WIUM Tristates Public Radio

Fort Madison Leaves Main Street Program; Pushing Local Downtown Promotion

Jan 16, 2019

Fort Madison has again left the Main Street Iowa program, which works with downtown businesses in the state. Those behind the change hope it will result in a stronger, more cohesive downtown district for the community.

Fort Madison was one of the first cities in Iowa to receive the designation of a Main Street Iowa community in 1986. The city gave up that designation a few years later due to dwindling interest from local businesses as well as a struggle to meet financial requirements.

Main Street was replaced in Fort Madison by Riverfront Business District (RBD), a local, non-profit formed to help promote the city’s downtown district. RBD led the way in those efforts until 2009, when there was a push to rejoin Main Street Iowa.

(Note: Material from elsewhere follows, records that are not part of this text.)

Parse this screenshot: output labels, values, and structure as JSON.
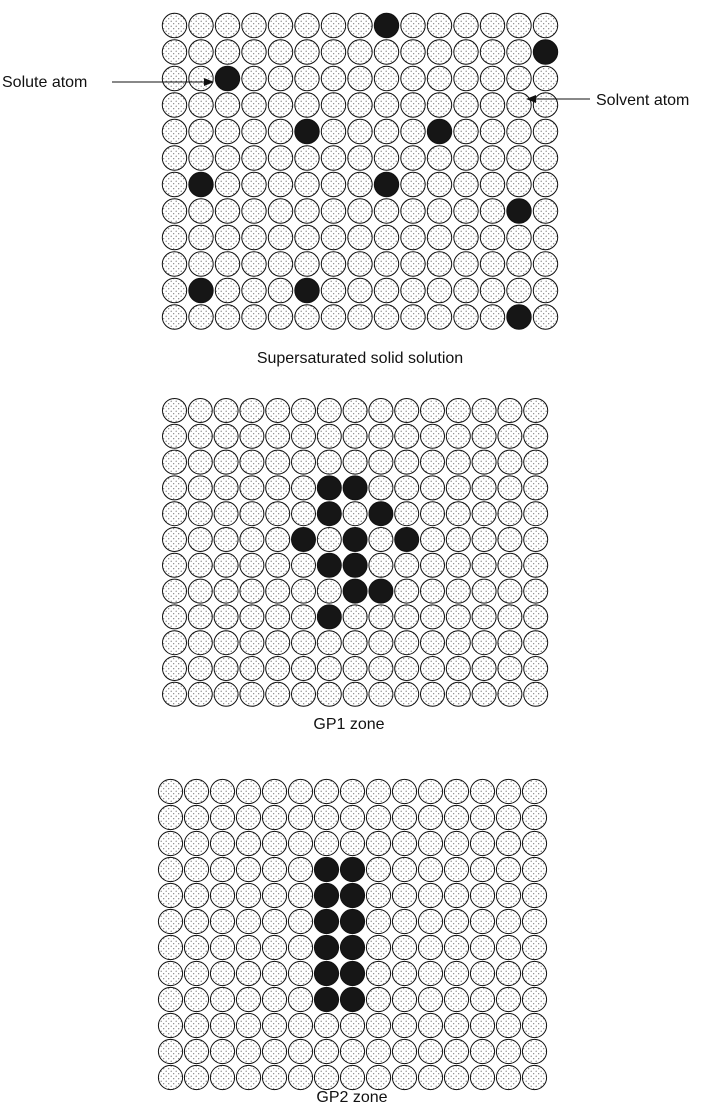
{
  "colors": {
    "ink": "#111111",
    "solvent_fill": "#ffffff",
    "solute_fill": "#161616",
    "dot": "#6a6a6a"
  },
  "callouts": {
    "solute_label": "Solute atom",
    "solvent_label": "Solvent atom"
  },
  "panels": [
    {
      "id": "supersaturated",
      "caption": "Supersaturated solid solution",
      "columns": 15,
      "rows": 12,
      "solute_atoms": [
        [
          0,
          8
        ],
        [
          1,
          14
        ],
        [
          2,
          2
        ],
        [
          4,
          5
        ],
        [
          4,
          10
        ],
        [
          6,
          1
        ],
        [
          6,
          8
        ],
        [
          7,
          13
        ],
        [
          10,
          1
        ],
        [
          10,
          5
        ],
        [
          11,
          13
        ]
      ]
    },
    {
      "id": "gp1",
      "caption": "GP1 zone",
      "columns": 15,
      "rows": 12,
      "solute_atoms": [
        [
          3,
          6
        ],
        [
          3,
          7
        ],
        [
          4,
          6
        ],
        [
          4,
          8
        ],
        [
          5,
          5
        ],
        [
          5,
          7
        ],
        [
          5,
          9
        ],
        [
          6,
          6
        ],
        [
          6,
          7
        ],
        [
          7,
          7
        ],
        [
          7,
          8
        ],
        [
          8,
          6
        ]
      ]
    },
    {
      "id": "gp2",
      "caption": "GP2 zone",
      "columns": 15,
      "rows": 12,
      "solute_atoms": [
        [
          3,
          6
        ],
        [
          3,
          7
        ],
        [
          4,
          6
        ],
        [
          4,
          7
        ],
        [
          5,
          6
        ],
        [
          5,
          7
        ],
        [
          6,
          6
        ],
        [
          6,
          7
        ],
        [
          7,
          6
        ],
        [
          7,
          7
        ],
        [
          8,
          6
        ],
        [
          8,
          7
        ]
      ]
    }
  ]
}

Fort Madison remained a member of Main Street for nearly a decade, until late last year when the Board of Directors for Fort Madison Main Street voted to cut ties with the statewide organization. A letter detailing that decision was sent to local business owners by Stephanie Knoch.

Knoch chairs the RBD Board of Directors. She previously chaired the Board for Fort Madison Main Street.

“The last few years has been a struggle to maintain the requirements placed on [Fort Madison Main Street] by Main Street Iowa (MSI),” wrote Knoch. “Budget requirements, travel and fees, board members, coordinators etc. After a lengthy conversation between MSI Director Michael Wagler and our local board, a decision needed to be made to either remain with MSI and identify opportunities to comply with their requirements or jump ship and revert back to RBD. Although not an easy decision, the decision was made by the Fort Madison Main Street Board of Directors to cut ties with Main Street Iowa and revert back to Fort Madison RBD.”

Knoch said recent successes downtown ($650,000 façade improvement program, $4.2 million upper story apartment rehab projects, and upcoming $1.5 million sidewalk replacement program) were not directly related to Main Street Iowa. She said the two MSI-backed grants Fort Madison applied for did not come through.

“Doing this move brings with it a need to ‘rebrand’ ourselves as well as regroup and look at how we go about representing the District,” said Knoch. “We are looking for new board members to help direct this restructuring as we will virtually be starting from scratch for not only board members but also members of committees that will be identified.”

“We have an opportunity to make this what we want, so now is the time to step up to the plate and make Fort Madison’s downtown a place people will want to come and spend the day, relocate/expand a business, take up residency, invest. If we want the District to be successful, we all need to do our part.”